A situação de dúvida relatada acima é uma constante que assombra o ser humano em sua trajetória terrena, presente em momentos decisivos e imbuída de dualidades, envolvendo o que queremos ser ou o que podemos ser. Enfim, como viver a vida. Alguns chegam a dizer que felizes são aqueles que, vivendo permanentemente alienados e não se confrontando com embates de verdades, não percebem as realidades do mundo e fazem o seu caminho de forma intransigente ou por vezes também construída ou fruto de uma mito onde cada um o percebe de uma forma diferente, assim representado na famosa "Alegoria da Caverna" ou "Mito da Caverna", uma passagem de "A República", do filósofo grego Platão (400 aC).
É sabido que ao longo da história muitas pessoas buscam se estruturar em clubes de serviço, grupos, associações, fraternidades, entidades com os mais variados objetivos, materiais, sociais, culturais, religiosos, civis, etc., onde a cooperação, a partilha, a ajuda mútua e a solidariedade prevalecem. Cabe aos membros e administradores dessas entidades, entre outras ações, encontrar pessoas com as qualificações necessárias e ideais para dar continuidade ao trabalho, que estejam plenamente empenhadas e envolvidas na garantia do alcance dos objetivos definidos.

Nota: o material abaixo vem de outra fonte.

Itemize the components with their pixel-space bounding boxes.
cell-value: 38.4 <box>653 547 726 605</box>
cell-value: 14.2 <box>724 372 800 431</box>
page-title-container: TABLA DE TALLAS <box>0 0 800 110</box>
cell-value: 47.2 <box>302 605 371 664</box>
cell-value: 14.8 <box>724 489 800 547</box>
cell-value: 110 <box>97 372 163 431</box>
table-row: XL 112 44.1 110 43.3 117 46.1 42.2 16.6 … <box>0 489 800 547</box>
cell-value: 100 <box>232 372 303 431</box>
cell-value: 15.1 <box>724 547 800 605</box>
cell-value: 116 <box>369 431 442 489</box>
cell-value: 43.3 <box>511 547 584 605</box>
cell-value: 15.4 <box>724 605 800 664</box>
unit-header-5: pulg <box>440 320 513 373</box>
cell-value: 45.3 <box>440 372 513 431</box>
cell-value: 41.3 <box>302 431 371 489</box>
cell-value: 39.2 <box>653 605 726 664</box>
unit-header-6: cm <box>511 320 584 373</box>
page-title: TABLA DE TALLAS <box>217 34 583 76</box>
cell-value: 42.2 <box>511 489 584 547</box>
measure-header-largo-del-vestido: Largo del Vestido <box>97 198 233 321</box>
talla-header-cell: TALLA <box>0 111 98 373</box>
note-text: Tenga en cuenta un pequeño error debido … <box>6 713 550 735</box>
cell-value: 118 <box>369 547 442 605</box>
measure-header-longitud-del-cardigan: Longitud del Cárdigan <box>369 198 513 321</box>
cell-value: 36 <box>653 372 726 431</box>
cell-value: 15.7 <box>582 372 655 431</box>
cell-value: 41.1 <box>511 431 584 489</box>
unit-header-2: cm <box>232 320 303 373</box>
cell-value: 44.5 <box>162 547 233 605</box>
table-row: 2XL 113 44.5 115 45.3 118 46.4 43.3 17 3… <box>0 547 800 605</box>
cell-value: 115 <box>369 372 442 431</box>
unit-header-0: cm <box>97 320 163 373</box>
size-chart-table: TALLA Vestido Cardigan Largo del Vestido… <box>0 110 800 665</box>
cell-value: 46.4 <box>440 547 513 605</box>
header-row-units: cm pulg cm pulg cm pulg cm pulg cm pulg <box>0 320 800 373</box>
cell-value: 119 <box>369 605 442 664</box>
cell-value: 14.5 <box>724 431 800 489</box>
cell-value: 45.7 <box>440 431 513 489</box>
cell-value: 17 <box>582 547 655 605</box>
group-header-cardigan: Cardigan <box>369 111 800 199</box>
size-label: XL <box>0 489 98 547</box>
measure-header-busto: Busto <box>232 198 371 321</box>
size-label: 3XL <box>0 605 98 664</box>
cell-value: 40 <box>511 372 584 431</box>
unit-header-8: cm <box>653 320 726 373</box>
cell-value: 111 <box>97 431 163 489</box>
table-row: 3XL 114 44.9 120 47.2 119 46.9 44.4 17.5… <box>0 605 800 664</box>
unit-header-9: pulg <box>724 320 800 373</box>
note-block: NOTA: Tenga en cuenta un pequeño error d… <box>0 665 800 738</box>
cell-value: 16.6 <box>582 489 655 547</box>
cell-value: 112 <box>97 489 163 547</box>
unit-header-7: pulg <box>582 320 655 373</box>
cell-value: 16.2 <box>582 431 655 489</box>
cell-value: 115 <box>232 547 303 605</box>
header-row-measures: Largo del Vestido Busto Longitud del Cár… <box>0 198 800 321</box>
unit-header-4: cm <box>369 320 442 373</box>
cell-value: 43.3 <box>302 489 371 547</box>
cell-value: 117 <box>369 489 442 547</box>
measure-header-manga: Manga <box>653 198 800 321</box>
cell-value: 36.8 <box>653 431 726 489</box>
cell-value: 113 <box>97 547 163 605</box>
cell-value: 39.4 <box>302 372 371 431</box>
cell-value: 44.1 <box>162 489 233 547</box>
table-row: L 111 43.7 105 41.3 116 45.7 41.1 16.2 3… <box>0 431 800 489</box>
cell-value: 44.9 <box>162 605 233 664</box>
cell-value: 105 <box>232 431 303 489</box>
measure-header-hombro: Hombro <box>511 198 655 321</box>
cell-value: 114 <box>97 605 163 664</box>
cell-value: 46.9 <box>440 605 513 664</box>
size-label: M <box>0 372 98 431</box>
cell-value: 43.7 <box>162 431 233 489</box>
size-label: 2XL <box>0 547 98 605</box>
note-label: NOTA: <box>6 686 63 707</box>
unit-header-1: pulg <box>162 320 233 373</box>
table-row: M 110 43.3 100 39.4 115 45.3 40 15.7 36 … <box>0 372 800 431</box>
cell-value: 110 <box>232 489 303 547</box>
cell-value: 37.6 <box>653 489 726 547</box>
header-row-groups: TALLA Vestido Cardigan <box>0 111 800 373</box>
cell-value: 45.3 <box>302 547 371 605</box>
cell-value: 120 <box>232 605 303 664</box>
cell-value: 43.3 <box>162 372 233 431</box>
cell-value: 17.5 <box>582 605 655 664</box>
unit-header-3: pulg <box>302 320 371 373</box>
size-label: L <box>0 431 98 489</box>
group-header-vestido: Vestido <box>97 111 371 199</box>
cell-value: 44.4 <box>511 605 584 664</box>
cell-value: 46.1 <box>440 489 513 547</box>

A Ordem Maçónica não foge a esta receita, pelo que condiciona a seleção dos seus futuros membros a valores estritos como a probidade, a honra imaculada e a boa cidadania, pois neste aspecto reside a sua força. Aceite a proposta de admissão e passada a fase de investigação e iniciação ritual, inculcam-se outros valores em estudos e discussões regulares, para que o iniciado melhore a tolerância, a compreensão do verdadeiro amor ao próximo e à pátria, despertar o interesse e exaltar a necessidade de trabalhar pela felicidade do gênero humano e a consagração da solidariedade como primeira das virtudes e o combate aos vícios inerentes ao ser humano, objetivo a perseguir constantemente.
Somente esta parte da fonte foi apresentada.